1995年初出 さいとうたかを
リイド社SPコミックス 全5巻
サバイバルの青年向けバージョン、リテイク版と考えていいんじゃないでしょうか。
つまり同様に本作も「うんちくもの」であることを意味しているわけですが、これがうんちくものなりに意外と面白かったりします。
地球に接近する小惑星へ安直にミサイルを撃ち込んだ結果、ほぼ自業自得な有様で地球にその破片が墜落、結果壊滅的なダメージをこうむる、という設定は実にシニカルで、よくできていたと思います。
ぐっと、物語に惹きつけられるものがある
さて残された人間はどうやってこの文明の崩壊した社会を生き抜いていくのか、というのが物語のテーマなわけですが、希望らしい希望が見当たらない分だけ期待は膨らむわけで。
さて、どう、ケリをつけるんだろう、と。
中途半端に楽観していないことがストーリーに緊張感を持たせていたことは間違いありません。

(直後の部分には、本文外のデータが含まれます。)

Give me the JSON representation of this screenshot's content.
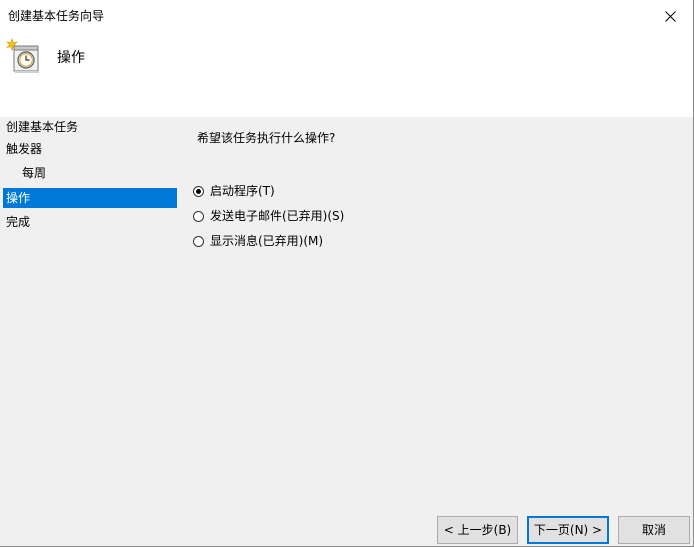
{
  "window": {
    "title": "创建基本任务向导",
    "close_glyph": "✕"
  },
  "header": {
    "icon": "task-clock-icon",
    "title": "操作"
  },
  "sidebar": {
    "items": [
      {
        "label": "创建基本任务",
        "selected": false,
        "sub": false
      },
      {
        "label": "触发器",
        "selected": false,
        "sub": false
      },
      {
        "label": "每周",
        "selected": false,
        "sub": true
      },
      {
        "label": "操作",
        "selected": true,
        "sub": false
      },
      {
        "label": "完成",
        "selected": false,
        "sub": false
      }
    ]
  },
  "main": {
    "question": "希望该任务执行什么操作?",
    "options": [
      {
        "label": "启动程序(T)",
        "checked": true
      },
      {
        "label": "发送电子邮件(已弃用)(S)",
        "checked": false
      },
      {
        "label": "显示消息(已弃用)(M)",
        "checked": false
      }
    ]
  },
  "buttons": {
    "back": "< 上一步(B)",
    "next": "下一页(N) >",
    "cancel": "取消"
  },
  "colors": {
    "accent": "#0078d7",
    "header_bg": "#ffffff",
    "body_bg": "#f0f0f0"
  }
}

まあ、主人公の、過剰とも思える社会性の欠如した純真さや上司のステロタイプな人物像、中途半端なラブロマンス等、うざったいものもなくはないんですが、それなりに終盤まで飽きさせなかったように思うんですね。
やはり問題はラスト。
結論から言ってしまえば、私の期待に沿うものではありませんでした。
文明を失って荒野に生きる、ということを実践面からしかアプローチできなかった結果がこうなのだろうなあ、と思ったりはしました。
つまりは、うんちくが尽きた、ということ。
さいとうたかをはつくづく現実的な人なのだと思います。
もう少しSF的発想があれば、本作は、漫画史に残る作品になりえたと思うんですね。
サバイバルより面白いと感じただけに残念。